The liver produces 95% of TTR (transthyretin, a protein involved in thyroxine (T4) transport and retinol-binding protein. Transthyretin is mainly synthesized in the liver and is rich in beta strands that tend to aggregate into insoluble amyloid fibrils) measured in serum. Therefore, liver transplantation has historically (since 1990) been suggested as first-line therapy to eliminate the major source of amyloidogenic TTR in patients with the familial form (ATTRv), whereas it is not indicated in the ATTR-wt form. Liver transplantation of young patients in the early stages of the disease is associated with a high 20-year survival rate. Liver transplantation appears to be more effective in some mutations and less effective in others, such as V122I (associated with cardiomyopathy). Combined liver and heart transplantation is also possible in young ATTRv patients with cardiomyopathy, and literature data on a small group of patients suggest that this combination has a better prognosis than heart transplantation alone.

Patients with hepatic amyloidosis are contraindicated taking cardiac glycosides and calcium antagonists such as Diltiazem or Verapamil, which can accumulate in amyloid. ACE inhibitors and beta-adrenoblockers are used with caution.

In orthostatic hypotension, mineralocorticoids or glucocorticosteroids are prescribed, taking into account that they can cause decompensation of heart failure. The alpha-adrenomimetic midodrine (Gutron) is also used with caution.

Anticonvulsants and antidepressants are appropriate in neuropathies.

In some cases of liver amyloidosis, doctors have to consider transplantation of the organ.

Prevention

Due to the lack of information about the pathogenesis of liver amyloidosis, specialists can not develop a specific prevention of the disease. Therefore, the main efforts are reduced to the timely detection and treatment of any chronic pathologies that can provoke the development of the disorder. If there are cases of amyloidosis of any localization in the family, it is recommended to systematically visit doctors for dispensary examinations.

In general, preventive measures are reduced to the timely elimination of infectious diseases, especially those that tend to transform into a chronic process. It is about preventing the development of tuberculosis, pulmonary infections, etc. It is important to timely detection and adequate treatment of streptococcal infections, which can become the cause of chronic forms of autoimmune inflammatory processes. We are talking about scarlatina, streptococcal tonsillitis, etc.

If the patient already has an autoimmune disease, then he should systematically consult with a doctor, observe the activity of the pathology, apply the necessary medications as prescribed by the doctor, adjust dosages according to indications.

Forecast

The prognosis for patients with hepatic amyloidosis is unfavorable. The disease increases slowly but continuously, which eventually causes dysfunction of the affected organs and lethal outcome - in particular, due to organ failure.
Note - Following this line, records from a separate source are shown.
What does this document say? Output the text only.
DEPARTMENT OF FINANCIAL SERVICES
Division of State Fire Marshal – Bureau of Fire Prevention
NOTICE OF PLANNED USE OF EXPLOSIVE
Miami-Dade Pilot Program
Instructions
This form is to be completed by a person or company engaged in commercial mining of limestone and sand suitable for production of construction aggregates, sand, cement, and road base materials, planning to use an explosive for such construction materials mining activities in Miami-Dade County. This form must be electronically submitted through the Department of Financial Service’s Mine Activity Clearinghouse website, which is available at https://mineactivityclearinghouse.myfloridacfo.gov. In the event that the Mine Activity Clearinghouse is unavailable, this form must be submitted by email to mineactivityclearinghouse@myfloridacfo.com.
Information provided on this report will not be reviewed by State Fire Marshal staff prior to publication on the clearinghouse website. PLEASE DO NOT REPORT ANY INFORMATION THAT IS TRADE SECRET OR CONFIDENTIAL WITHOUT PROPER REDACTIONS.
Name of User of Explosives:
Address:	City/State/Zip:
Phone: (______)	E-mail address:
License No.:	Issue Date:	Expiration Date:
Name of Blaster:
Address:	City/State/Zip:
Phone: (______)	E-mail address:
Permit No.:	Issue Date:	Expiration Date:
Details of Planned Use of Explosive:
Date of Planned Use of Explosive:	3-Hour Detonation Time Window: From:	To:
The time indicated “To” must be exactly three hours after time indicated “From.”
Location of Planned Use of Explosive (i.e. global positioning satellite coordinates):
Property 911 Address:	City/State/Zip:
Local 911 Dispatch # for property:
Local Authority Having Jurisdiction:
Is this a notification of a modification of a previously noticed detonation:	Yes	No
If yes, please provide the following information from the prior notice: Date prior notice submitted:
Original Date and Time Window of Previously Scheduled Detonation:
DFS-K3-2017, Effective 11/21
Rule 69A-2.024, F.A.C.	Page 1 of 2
Patients with systemic pathology mainly die as a result of the development of chronic renal failure, although in some cases hemodialysis or continuous ambulatory peritoneal dialysis improves the prognosis of such patients. The survival rate of patients on hemodialysis, regardless of its type, can be compared with that of people with other systemic pathologies and diabetes mellitus.

The main cause of death during hemodialysis is the development of complications from the cardiovascular system.

Liver transplantation has long been considered one of the main methods of treatment of the disease, and the most optimistic survival rates are observed in patients whose age does not exceed 50 years (provided that the pathological process is short-lived and the body mass index is normal). Patients with liver amyloidosis combined with peripheral neuropathy have somewhat worse prognosis.